Les motifs de l’arrestation ne manquent pas. Matricule P2 du réseau de résistance Agir, ajoutant des publications interdites sous pseudonyme aux contributions autorisées, hébergeant des clandestins, Desnos a parfois mêlé à l’action une certaine imprudence verbale. Une vieille polémique avec Céline dans Aujourd’hui en mars 1941, une plus violente querelle avec le secrétaire du collaborateur Alain Laubreaux avec lequel il en est venu aux mains au Harry’s Bar en 1942 ne sont que la part la plus parisienne d’autres audaces.

Il semble par exemple que les fusils cachés dans la cour, rue Mazarine, n’aient pas été trouvés par la Gestapo. Mais la suractivité artistique, militante et combattante de ces mois brouille les cartes. On peine à savoir ce que savaient les Allemands.

Il fallait l’aveuglement vitupérant des émules surréalistes de la Main à plume pour prétendre condamner en août 1943 « M. Desnos, collaborateur d’Aujourd’hui », quand le journal lui permettait d’accéder à des informations dont il glissait les transcriptions à son réseau…

Malgré ses incartades furieuses, la discrétion de Desnos lui fait taire aussi sa participation à la destruction d’un train de munitions en gare de Maintenon le 18 février 1944, où son camarade André Verdet affirme qu’il se trouvait. C’est le résistant Desnos qui est arrêté, peu après son chef Michel Hollard, torturé début février sans avoir lâché le moindre nom.
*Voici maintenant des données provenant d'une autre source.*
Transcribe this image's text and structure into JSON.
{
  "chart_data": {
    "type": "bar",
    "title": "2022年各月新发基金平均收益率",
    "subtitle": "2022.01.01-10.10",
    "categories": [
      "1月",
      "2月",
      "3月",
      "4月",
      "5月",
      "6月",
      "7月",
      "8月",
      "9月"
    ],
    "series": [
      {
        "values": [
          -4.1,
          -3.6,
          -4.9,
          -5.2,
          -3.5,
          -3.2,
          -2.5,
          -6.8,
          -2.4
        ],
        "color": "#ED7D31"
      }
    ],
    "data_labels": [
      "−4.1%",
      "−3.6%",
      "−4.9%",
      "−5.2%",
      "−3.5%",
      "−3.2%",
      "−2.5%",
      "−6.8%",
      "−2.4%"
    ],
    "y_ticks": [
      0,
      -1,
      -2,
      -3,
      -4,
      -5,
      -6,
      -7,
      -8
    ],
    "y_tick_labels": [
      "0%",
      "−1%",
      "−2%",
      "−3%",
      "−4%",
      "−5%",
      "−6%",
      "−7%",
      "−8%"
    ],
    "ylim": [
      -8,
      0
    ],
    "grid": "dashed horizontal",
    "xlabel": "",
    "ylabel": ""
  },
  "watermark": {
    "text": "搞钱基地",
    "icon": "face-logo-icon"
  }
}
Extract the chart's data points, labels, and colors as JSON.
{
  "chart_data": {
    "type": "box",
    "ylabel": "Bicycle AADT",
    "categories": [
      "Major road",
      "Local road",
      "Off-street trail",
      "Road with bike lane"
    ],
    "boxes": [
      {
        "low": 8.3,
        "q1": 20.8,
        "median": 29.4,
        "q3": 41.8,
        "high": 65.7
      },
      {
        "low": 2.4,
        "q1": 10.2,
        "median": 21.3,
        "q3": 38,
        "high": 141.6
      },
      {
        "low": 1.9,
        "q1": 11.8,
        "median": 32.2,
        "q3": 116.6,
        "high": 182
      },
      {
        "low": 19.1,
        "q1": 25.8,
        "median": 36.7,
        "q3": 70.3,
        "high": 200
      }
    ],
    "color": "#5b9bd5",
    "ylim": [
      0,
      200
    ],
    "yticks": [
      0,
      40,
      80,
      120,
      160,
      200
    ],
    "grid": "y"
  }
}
Commence alors un terrible chemin de croix. Transféré le 20 mars à Compiègne où il composera l’admirable poème Sol de Compiègne, comme un oratorio en amont des autres camps (« Craie et silex et herbe et craie et silex/Et silex et poussière et craie et silex »…), Desnos aurait pu être maintenu à Royallieu. Cette faveur arrachée par Youki auprès du responsable du camp est annulée par Laubreaux, qui a appris la nouvelle le 1er avril chez Maxim’s : « Pas déporté ! Vous devriez le fusiller. C’est un homme dangereux, un terroriste, un communiste. » L’assassin finira, lui, des jours tranquilles en 1968 dans l’Espagne de Franco…
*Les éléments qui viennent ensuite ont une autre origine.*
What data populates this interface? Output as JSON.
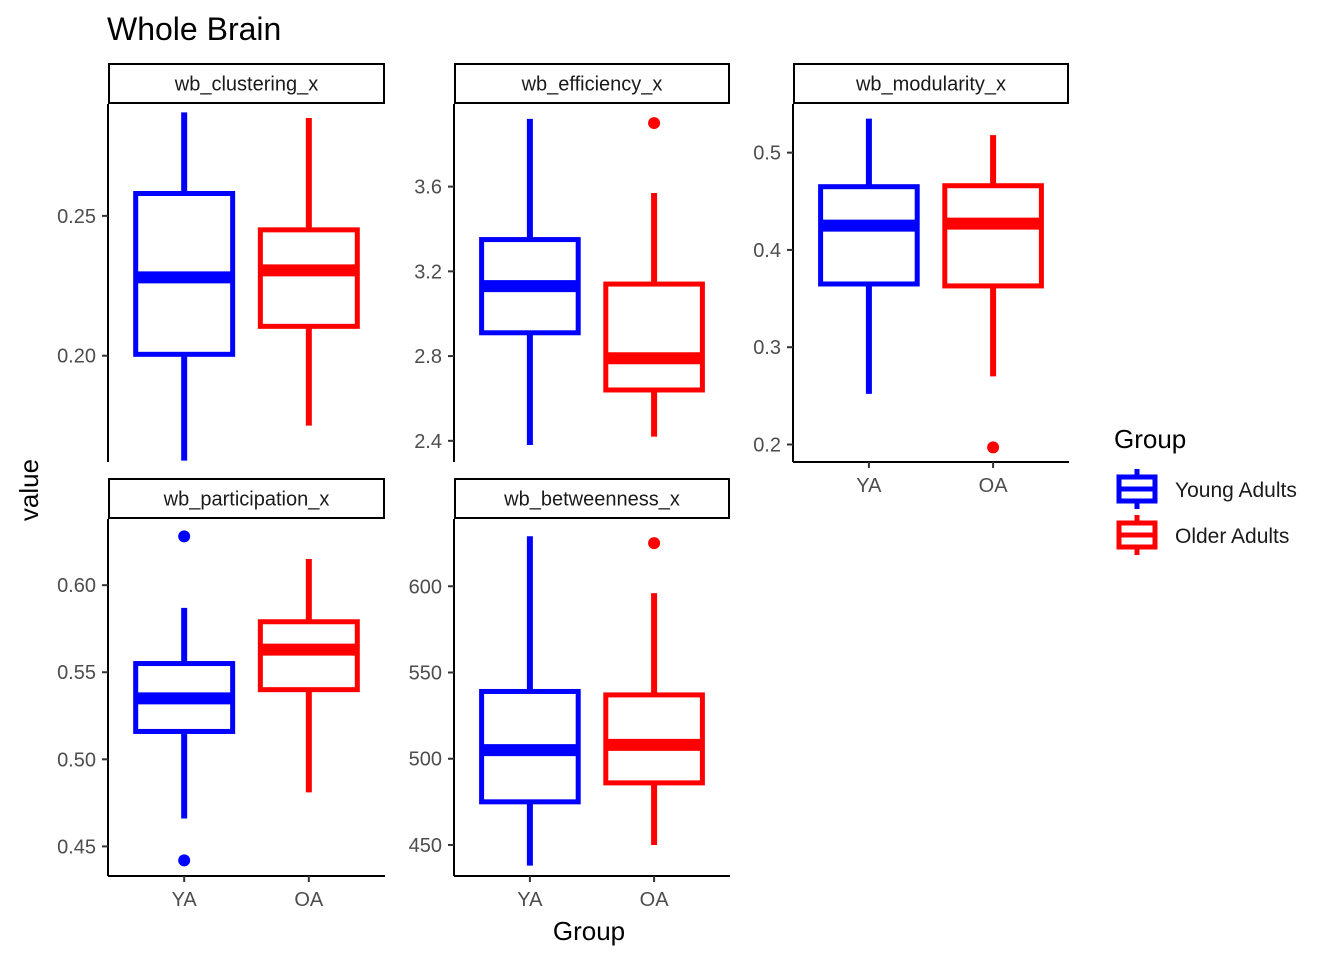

Auschwitz et les marches de la mort

Arrivé le 30 avril à Auschwitz, réexpédié à Buchenwald le 12 mai, où l’on ajoute au tatouage d’identification le triangle rouge des politiques, transféré le 25 à Flossenbürg, Desnos trouve enfin le 2 juin sa destination dans la bureaucratie nazie tournant à plein régime : Flöha, où les détenus valides sont employés dans une usine d’armement. Par maladresse d’intellectuel ou sabotage (ils sont nombreux), Desnos est éloigné des machines et cantonné au balayage.

Tous les survivants racontent comment le poète, à chacune de ces destinations, est pour ses compagnons de malheur un soleil. Chansons, improvisations poétiques, organisation des séances d’épouillage sont opposées à l’enfer, tant qu’il en eut la force, la voix « chaude et joyeuse et résolue » du Veilleur du Pont-au-Change. Mais c’est roué de coups, les lunettes brisées après un conflit avec le kapo cuisinier que Desnos, épuisé, sera jeté sur les routes de l’évacuation des camps devant l’avancée des troupes alliées, du 14 avril au 7 mai 1945.
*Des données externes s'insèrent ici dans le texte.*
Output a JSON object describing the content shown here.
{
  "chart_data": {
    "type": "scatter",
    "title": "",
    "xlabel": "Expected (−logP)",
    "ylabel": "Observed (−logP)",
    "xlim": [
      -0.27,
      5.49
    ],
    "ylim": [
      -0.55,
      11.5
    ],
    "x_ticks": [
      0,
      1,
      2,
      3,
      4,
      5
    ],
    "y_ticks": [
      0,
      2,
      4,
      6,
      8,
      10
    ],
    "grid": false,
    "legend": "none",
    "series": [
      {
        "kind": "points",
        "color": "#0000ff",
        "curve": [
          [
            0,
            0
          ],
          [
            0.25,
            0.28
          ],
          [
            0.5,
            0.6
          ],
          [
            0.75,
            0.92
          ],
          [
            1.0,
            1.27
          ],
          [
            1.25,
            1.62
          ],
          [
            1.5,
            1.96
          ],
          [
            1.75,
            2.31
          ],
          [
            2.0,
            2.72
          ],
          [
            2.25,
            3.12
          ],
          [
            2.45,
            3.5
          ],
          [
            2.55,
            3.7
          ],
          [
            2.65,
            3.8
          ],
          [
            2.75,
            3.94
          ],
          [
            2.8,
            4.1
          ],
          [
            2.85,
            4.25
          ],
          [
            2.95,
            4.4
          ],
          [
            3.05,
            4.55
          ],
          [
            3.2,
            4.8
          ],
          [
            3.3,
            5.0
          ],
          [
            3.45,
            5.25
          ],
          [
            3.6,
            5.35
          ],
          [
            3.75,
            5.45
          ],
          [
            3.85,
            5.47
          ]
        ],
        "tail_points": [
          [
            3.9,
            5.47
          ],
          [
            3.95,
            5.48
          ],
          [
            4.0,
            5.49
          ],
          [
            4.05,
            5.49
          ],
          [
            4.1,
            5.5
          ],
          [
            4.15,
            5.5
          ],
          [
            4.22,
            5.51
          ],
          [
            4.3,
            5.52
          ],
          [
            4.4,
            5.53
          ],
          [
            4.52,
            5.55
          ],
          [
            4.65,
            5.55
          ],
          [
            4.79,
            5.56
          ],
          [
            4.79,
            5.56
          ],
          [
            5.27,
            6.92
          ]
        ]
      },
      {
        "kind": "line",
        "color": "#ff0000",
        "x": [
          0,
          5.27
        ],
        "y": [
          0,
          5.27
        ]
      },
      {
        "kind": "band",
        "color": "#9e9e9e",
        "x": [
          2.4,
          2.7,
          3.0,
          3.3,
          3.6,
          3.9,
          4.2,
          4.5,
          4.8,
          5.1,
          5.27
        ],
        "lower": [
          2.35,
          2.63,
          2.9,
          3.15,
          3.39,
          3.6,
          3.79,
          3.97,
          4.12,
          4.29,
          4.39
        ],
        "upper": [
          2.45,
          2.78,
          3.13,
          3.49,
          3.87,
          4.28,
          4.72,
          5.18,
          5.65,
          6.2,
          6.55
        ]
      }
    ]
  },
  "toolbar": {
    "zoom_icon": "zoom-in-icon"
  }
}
À Terezín enfin rejoint, où il est identifié par deux étudiants en médecine tchèques qui l’accompagneront jusqu’à sa fin, Desnos figure sur une photographie datée du 8 mai 1945. Celui qui peut donc apprendre la victoire, crâne rasé, maigre à faire peur, offre pout tout sourire à l’objectif qu’il peine à discerner une douloureuse grimace. Le typhus aura raison de ce qui lui reste de forces le 8 juin, à 5 h 30 du matin. Le Bain avec Andromède, publié clandestinement en 1944, avait su prédire le dernier mot : « Plus loin le monstre fuit./ Le ciel est dépassé ».